In 2018 the Dutch Research Council (NWO) allocated the Huygens Institute funding for the REPUBLIC project, which will provide access to over half a million pages with handwritten and printed resolutions of the Dutch States General (1576-1796). Those decisions do not only reflect the ‘invention’ of the Dutch Republic as a new state and its development into a great power. They also provide insight into the day-to-day work of early modern politicians. Here we would like to introduce the first version of our intended web-edition, which provides access to the printed decisions of the eighteenth century.
Please bear in mind that this is meant as a prototype, a model, which is meant as an intermediate step to the full edition of all the resolutions of the Dutch States General. Exactly because we want to find out what works and what could be improved in a web application, the REPUBLIC team members have decided to build a prototype in an early stage of the project. The corpus of printed resolutions from the eighteenth century was available for this first practice in the production of a searchable online edition.
Together with the National Archives, who provided the scans of the resolutions, the REPUBLIC-teams have worked on the creation of the prototype since March 2019. Several challenges that come with providing semi-automatic access to vast source corpora were tackled during the process. Now it is your turn to test this first result.
- Includes the printed resolutions from the period between 1703-1796. Prior to 1703 the resolutions are only available in handwritten form. In 1796, the States General ceased to exist. At this stage of the project we limited ourselves to publishing the printed resolutions because we already had results of the Optical Character Recognition (OCR). Handwritten Text Recognition (HTR), which we use for the older resolutions, requires more time and effort.
- Includes the ordinary (‘ordinaris’) resolutions. There are also secret resolutions (‘geheime’) for this period. However, these were not meant for distribution and therefore not printed. These resolutions are not yet included in the prototype.
- The volumes are chronologically ordered and contain a calendar year. The States General met almost every day, with the exception of Sundays and official holidays, unless there were urgent reasons to meet anyway.
- Contains limited search methods. The corpus can be searched on session days, dates, resolutions and attendance lists, in which the participating deputies and the current president are included.
- Provides access to the scans of the pages of the volumes that contain resolutions along with the recognized text. The recognized text formats are indicated on both the scans and the recognized text.
- Contains text recognized with OCR which, because of the size of the corpus, was not manually corrected. Although the quality of the OCR is acceptable (especially compared to similar corpora), the text contains more errors than digital born or manually corrected texts. Automatically recognizing Old-Dutch text is more complicated than the recognition of modern texts due to the variation in letters (especially the ‘long s’ which closely resembles the ‘f’) and in spelling. Person names relatively often contain flaws that were introduced due to the use of OCR. Thus, while searching in the prototype, one must take these problems into account. We are continuously improving the quality of the OCR, even after publication of the prototype. We expect that the quality of the text will improve even further in the future.

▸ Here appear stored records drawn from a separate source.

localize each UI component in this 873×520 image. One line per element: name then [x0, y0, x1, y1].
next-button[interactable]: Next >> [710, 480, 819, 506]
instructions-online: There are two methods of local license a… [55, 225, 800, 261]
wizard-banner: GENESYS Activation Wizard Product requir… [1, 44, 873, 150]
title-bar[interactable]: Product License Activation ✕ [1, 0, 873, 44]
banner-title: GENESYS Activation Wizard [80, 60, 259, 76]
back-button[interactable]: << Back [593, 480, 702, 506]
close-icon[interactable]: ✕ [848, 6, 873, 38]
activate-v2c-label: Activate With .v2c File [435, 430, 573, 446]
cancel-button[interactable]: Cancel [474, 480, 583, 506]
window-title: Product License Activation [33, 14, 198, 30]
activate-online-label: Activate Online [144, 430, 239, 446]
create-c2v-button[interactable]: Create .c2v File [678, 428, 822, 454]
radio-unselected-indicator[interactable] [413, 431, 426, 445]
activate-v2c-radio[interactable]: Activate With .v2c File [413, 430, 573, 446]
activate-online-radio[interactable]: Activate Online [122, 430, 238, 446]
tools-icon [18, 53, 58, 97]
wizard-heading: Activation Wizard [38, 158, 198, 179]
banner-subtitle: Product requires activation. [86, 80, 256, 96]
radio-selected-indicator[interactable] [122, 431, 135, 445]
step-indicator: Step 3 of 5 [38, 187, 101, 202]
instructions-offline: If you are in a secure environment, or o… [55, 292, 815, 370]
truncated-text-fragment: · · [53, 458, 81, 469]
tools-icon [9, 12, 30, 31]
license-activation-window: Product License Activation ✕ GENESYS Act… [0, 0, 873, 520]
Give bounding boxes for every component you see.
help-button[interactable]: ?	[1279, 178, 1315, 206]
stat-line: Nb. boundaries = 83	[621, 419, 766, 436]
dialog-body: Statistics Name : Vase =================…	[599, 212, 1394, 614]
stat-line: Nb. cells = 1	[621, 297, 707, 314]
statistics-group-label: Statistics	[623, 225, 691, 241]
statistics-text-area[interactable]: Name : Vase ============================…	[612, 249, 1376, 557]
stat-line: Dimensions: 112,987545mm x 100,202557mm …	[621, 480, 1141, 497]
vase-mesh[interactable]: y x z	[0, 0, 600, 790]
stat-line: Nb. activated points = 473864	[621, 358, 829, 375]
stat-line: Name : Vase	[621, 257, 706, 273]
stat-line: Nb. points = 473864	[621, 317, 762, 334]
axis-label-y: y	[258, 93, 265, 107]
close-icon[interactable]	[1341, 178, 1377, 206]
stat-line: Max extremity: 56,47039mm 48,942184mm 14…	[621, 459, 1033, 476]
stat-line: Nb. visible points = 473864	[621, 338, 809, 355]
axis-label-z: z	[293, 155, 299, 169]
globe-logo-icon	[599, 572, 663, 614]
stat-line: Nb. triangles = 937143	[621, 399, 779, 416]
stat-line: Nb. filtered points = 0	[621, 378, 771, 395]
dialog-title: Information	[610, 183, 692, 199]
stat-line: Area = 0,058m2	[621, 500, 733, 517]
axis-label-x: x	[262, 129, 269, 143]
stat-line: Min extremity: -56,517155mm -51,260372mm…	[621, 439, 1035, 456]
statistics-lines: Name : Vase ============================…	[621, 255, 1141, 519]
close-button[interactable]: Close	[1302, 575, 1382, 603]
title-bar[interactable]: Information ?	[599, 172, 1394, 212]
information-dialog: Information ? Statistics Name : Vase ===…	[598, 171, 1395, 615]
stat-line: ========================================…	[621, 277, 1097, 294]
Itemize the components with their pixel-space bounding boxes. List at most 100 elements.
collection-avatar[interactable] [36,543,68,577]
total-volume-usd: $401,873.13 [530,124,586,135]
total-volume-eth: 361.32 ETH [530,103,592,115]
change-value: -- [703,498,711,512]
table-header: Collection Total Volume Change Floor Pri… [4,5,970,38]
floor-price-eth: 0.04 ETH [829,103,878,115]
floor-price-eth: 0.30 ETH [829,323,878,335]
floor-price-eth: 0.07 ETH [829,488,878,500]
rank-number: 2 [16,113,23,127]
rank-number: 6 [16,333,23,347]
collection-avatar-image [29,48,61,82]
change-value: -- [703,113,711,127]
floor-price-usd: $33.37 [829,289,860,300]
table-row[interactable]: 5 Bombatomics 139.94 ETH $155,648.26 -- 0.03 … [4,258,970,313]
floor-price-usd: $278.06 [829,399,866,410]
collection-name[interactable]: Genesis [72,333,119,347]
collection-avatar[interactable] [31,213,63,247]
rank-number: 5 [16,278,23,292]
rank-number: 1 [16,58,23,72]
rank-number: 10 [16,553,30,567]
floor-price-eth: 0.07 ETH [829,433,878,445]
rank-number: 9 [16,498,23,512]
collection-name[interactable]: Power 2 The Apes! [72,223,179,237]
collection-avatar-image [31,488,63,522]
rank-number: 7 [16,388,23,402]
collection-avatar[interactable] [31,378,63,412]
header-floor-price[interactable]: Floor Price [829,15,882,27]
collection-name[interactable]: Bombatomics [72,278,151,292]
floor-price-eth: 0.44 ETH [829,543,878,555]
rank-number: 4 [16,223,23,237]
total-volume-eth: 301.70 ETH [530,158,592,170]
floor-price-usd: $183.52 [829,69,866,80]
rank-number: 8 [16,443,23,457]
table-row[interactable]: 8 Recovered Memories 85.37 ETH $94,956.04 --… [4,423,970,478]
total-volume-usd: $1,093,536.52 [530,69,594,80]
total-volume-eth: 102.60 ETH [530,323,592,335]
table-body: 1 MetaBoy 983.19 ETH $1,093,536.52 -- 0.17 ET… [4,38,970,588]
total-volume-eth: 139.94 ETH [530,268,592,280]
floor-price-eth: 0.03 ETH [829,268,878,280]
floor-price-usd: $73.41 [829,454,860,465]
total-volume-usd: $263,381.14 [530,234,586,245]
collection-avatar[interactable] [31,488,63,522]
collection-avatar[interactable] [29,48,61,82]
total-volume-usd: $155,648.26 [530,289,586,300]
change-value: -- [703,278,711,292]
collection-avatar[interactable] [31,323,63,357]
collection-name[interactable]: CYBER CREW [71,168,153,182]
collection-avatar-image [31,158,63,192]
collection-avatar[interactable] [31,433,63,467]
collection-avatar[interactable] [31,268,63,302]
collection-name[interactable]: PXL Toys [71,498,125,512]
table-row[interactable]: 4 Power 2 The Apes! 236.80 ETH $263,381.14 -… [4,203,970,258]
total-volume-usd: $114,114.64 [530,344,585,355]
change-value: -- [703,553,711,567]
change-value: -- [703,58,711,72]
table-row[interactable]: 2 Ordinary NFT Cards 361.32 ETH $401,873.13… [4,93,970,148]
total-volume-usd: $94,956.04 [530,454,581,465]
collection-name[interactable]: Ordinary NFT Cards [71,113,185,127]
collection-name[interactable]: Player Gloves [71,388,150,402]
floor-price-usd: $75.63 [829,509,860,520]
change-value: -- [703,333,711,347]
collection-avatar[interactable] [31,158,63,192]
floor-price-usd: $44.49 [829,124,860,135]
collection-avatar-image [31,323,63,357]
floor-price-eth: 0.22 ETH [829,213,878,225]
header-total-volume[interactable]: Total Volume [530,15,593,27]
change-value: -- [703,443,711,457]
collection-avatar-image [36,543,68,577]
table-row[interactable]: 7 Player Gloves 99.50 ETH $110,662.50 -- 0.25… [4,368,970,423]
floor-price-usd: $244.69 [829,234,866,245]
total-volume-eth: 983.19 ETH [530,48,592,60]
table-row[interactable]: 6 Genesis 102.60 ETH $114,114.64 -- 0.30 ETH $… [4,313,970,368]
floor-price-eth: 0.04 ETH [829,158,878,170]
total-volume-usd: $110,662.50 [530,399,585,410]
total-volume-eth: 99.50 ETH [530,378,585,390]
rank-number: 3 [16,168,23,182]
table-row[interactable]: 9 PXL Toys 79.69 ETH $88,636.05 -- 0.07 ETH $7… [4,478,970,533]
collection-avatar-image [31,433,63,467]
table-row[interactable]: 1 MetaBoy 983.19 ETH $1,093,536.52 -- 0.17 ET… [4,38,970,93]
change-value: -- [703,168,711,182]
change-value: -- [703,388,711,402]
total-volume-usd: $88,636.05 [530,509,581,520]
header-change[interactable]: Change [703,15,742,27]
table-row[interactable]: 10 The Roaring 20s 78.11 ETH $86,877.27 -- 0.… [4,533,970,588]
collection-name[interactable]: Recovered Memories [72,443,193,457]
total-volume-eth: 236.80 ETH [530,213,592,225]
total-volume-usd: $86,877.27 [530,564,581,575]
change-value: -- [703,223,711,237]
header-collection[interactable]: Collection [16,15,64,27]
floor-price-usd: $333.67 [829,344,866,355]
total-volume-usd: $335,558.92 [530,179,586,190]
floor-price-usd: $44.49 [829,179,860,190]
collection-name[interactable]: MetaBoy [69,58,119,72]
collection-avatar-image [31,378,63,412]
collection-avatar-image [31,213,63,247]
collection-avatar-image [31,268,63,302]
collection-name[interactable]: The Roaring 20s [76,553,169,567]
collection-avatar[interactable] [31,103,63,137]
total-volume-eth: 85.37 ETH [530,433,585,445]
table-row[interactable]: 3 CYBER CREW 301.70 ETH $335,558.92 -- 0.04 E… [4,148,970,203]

- Has limited search-possibilities. The printed resolutions have been published according to the (logical) structure of the text:
- attendance lists, including delegates and a president
- session days including date
- contain search facets in the interface, which enable users to search the resolutions on the metadata-level.
The printed volumes consist of resolutions and an index meant to make the text more accessible.
- The text of the resolutions is searchable on content.
- The indices have been digitized and OCR-ed, but are not further accessible.
Please note that the prototype entails a snapshot of the REPUBLIC project. In the project we continue with the publication of both the printed and the hand-written resolutions. For the time being, the prototype will not be updated with this improved data.
Further development of REPUBLIC
Publication of the full web-edition of REPUBLIC is foreseen at the end of the project, which continues until march 2024. Before we reach this point, a lot of tasks remain. We still work on the following:
- Publication of the printed text is improved because the indices created by the former griffier are made accessible and connected to the text.
- Publication of person names, locations, organizations and possibly other entities in the resolutions.
- Publication of the manuscripts of the resolutions, which means that all the resolutions between 1576 and 1703 and the secret resolutions afterwards. For this, volunteers of the crowdsourcing project Goetgevonden! work on the improvement of text recognition.
- Expanding the publication which was developed for the prototype to the recognized handwritten material. The (ambitious) goal is to reach an as uniform as possible publication for the entire corpus.
- With the aid of an analysis of the formulaic language use of the resolutions, we try to get a grip on the logical lay-out of the text. We are already able to distinguish session days and attendance lists and resolutions, but we try to further refine this approach to the level of the structure of the resolutions: what is the opening, what is the decision and what is discussed?
- We develop a suitable user-application for the data. For visualization and presentation of the texts and scans this application will probably be based on the prototype. However, the data that still needs to be published is so extensive that for search- and navigation possibilities separate extensions are needed along and on top of the visualization of the texts and scans.